— Они не могут устоять перед искушением, — Каррингтон сделал еще шаг. Теперь он стоял прямо за спиной — так близко, что Хизер слышала его дыхание. — Можно мне присесть?
— Да, конечно, — она подвинулась, давая место на камне. — Не жалеете, что ввязались в эту авантюру?
— Ну что вы. Это самое интересное событие за всю мою жизнь, — Каррингтон, проигнорировав пару футов свободного пространства, опустился на камень, легонько толкнув Хизер плечом. Случайно или намеренно, она не поняла. — А вы? Не жалеете, что ввязались в эту авантюру?
— Нисколько. Я помню, как участвовала в битве студенткой академии Ланселота Озерного. Любопытно посмотреть на ситуацию с другой стороны.
— И как вам? — Каррингтон повернулся к Хизер, обдав теплым дыханием щеку.
— Честно говоря, очень странно. Не думала, что это небольшое путешествие заставит меня так волноваться.
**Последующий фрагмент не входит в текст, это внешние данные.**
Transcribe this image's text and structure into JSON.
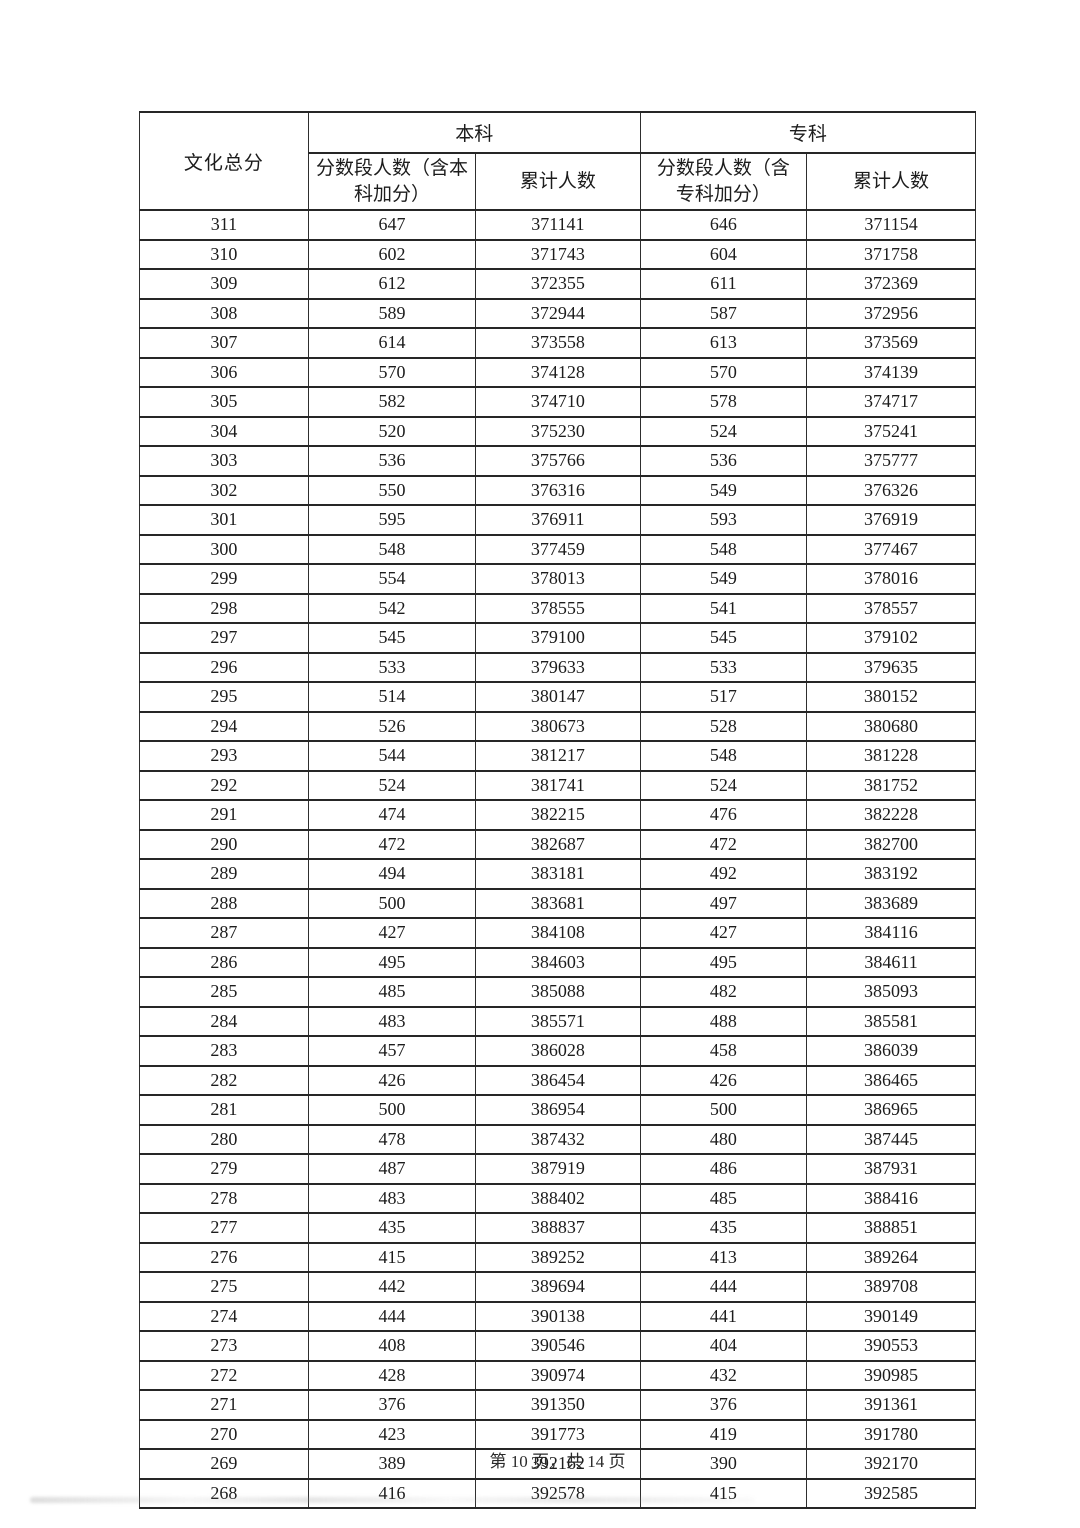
{
  "table": {
    "header": {
      "total_score": "文化总分",
      "benke_group": "本科",
      "zhuanke_group": "专科",
      "benke_segment": "分数段人数（含本科加分）",
      "benke_cumulative": "累计人数",
      "zhuanke_segment": "分数段人数（含专科加分）",
      "zhuanke_cumulative": "累计人数"
    },
    "rows": [
      [
        311,
        647,
        371141,
        646,
        371154
      ],
      [
        310,
        602,
        371743,
        604,
        371758
      ],
      [
        309,
        612,
        372355,
        611,
        372369
      ],
      [
        308,
        589,
        372944,
        587,
        372956
      ],
      [
        307,
        614,
        373558,
        613,
        373569
      ],
      [
        306,
        570,
        374128,
        570,
        374139
      ],
      [
        305,
        582,
        374710,
        578,
        374717
      ],
      [
        304,
        520,
        375230,
        524,
        375241
      ],
      [
        303,
        536,
        375766,
        536,
        375777
      ],
      [
        302,
        550,
        376316,
        549,
        376326
      ],
      [
        301,
        595,
        376911,
        593,
        376919
      ],
      [
        300,
        548,
        377459,
        548,
        377467
      ],
      [
        299,
        554,
        378013,
        549,
        378016
      ],
      [
        298,
        542,
        378555,
        541,
        378557
      ],
      [
        297,
        545,
        379100,
        545,
        379102
      ],
      [
        296,
        533,
        379633,
        533,
        379635
      ],
      [
        295,
        514,
        380147,
        517,
        380152
      ],
      [
        294,
        526,
        380673,
        528,
        380680
      ],
      [
        293,
        544,
        381217,
        548,
        381228
      ],
      [
        292,
        524,
        381741,
        524,
        381752
      ],
      [
        291,
        474,
        382215,
        476,
        382228
      ],
      [
        290,
        472,
        382687,
        472,
        382700
      ],
      [
        289,
        494,
        383181,
        492,
        383192
      ],
      [
        288,
        500,
        383681,
        497,
        383689
      ],
      [
        287,
        427,
        384108,
        427,
        384116
      ],
      [
        286,
        495,
        384603,
        495,
        384611
      ],
      [
        285,
        485,
        385088,
        482,
        385093
      ],
      [
        284,
        483,
        385571,
        488,
        385581
      ],
      [
        283,
        457,
        386028,
        458,
        386039
      ],
      [
        282,
        426,
        386454,
        426,
        386465
      ],
      [
        281,
        500,
        386954,
        500,
        386965
      ],
      [
        280,
        478,
        387432,
        480,
        387445
      ],
      [
        279,
        487,
        387919,
        486,
        387931
      ],
      [
        278,
        483,
        388402,
        485,
        388416
      ],
      [
        277,
        435,
        388837,
        435,
        388851
      ],
      [
        276,
        415,
        389252,
        413,
        389264
      ],
      [
        275,
        442,
        389694,
        444,
        389708
      ],
      [
        274,
        444,
        390138,
        441,
        390149
      ],
      [
        273,
        408,
        390546,
        404,
        390553
      ],
      [
        272,
        428,
        390974,
        432,
        390985
      ],
      [
        271,
        376,
        391350,
        376,
        391361
      ],
      [
        270,
        423,
        391773,
        419,
        391780
      ],
      [
        269,
        389,
        392162,
        390,
        392170
      ],
      [
        268,
        416,
        392578,
        415,
        392585
      ]
    ]
  },
  "footer": {
    "page_label": "第 10 页，共 14 页"
  }
}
— Волноваться? — теперь Каррингтон наклонился, почти касаясь губами волос Хизер. Она отчетливо слышала яркий, терпкий запах парфюма. Интересно, он флакон с собой в рюкзаке таскает или аромат так въелся в одежду, что не выветривается даже пронзительным каледонским ветром? Хизер удивилась этой странной мысли, но Каррингтон опять заговорил, и она забыла про запах духов. Остался только низкий, бархатно-обволакивающий голос. — И почему же вы волнуетесь?
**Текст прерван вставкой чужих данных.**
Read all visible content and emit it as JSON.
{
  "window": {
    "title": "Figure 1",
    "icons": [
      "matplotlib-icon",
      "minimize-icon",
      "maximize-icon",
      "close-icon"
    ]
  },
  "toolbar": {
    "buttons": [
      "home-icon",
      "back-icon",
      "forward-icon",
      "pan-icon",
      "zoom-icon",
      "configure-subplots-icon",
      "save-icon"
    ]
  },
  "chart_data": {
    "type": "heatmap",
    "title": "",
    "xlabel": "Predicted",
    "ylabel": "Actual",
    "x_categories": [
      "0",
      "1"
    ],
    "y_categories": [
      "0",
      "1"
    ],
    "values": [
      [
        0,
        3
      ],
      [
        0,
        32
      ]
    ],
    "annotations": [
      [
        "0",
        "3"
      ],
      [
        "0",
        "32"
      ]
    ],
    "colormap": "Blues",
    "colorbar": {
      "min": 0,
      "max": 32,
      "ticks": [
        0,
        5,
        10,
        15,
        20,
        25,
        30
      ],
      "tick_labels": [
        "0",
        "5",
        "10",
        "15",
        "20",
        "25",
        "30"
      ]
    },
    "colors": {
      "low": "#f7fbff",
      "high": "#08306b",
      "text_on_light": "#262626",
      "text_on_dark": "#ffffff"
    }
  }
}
— Потому что несу ответственность за жизни и здоровье учеников. Когда я сама была студенткой, поход казался таким безопасным… Но сегодня там, над рекой, я чуть не поседела от ужаса.
— Неужели? А выглядели вы очень уверенно и хладнокровно. Я даже предположить не мог, что вы так сильно за нас переживаете.
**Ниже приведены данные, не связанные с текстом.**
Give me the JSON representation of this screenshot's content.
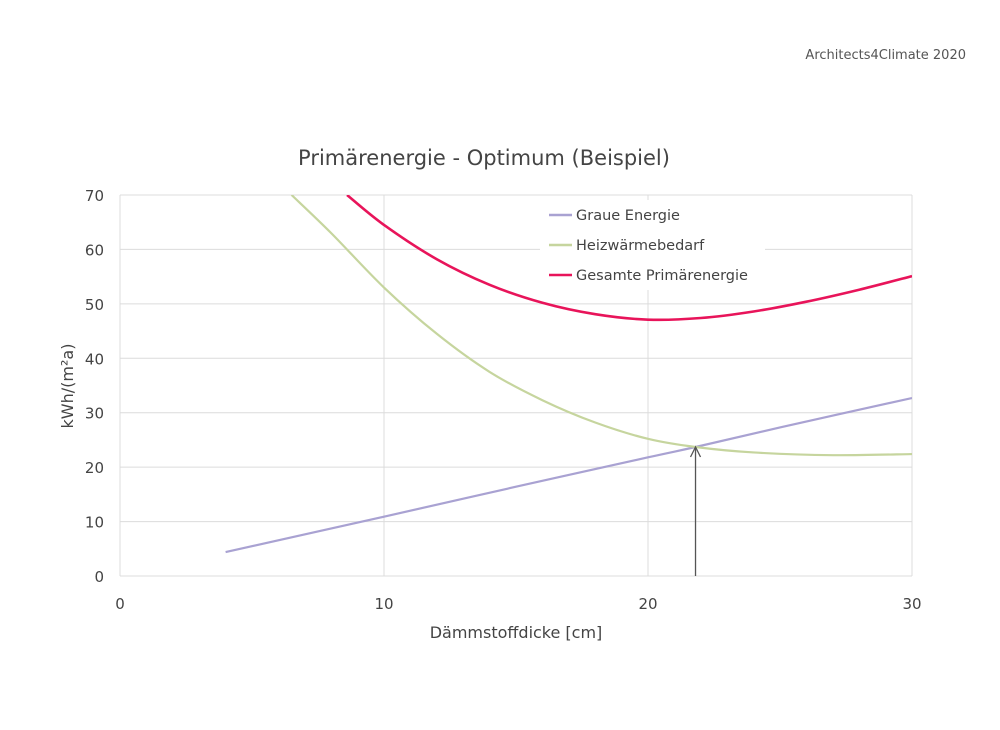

— Я ваш преподаватель, господин Каррингтон, — помешкав, подобрала осторожную формулировку Хизер. Но Алекс проигнорировал намек, сосредоточившись на буквальном значении фразы.
— Значит, и за меня вы тоже волнуетесь?
— Конечно. За вас — больше всех, — честно ответила Хизер. — Вы переходили реку последним, это самая ненадежная позиция из всех возможных.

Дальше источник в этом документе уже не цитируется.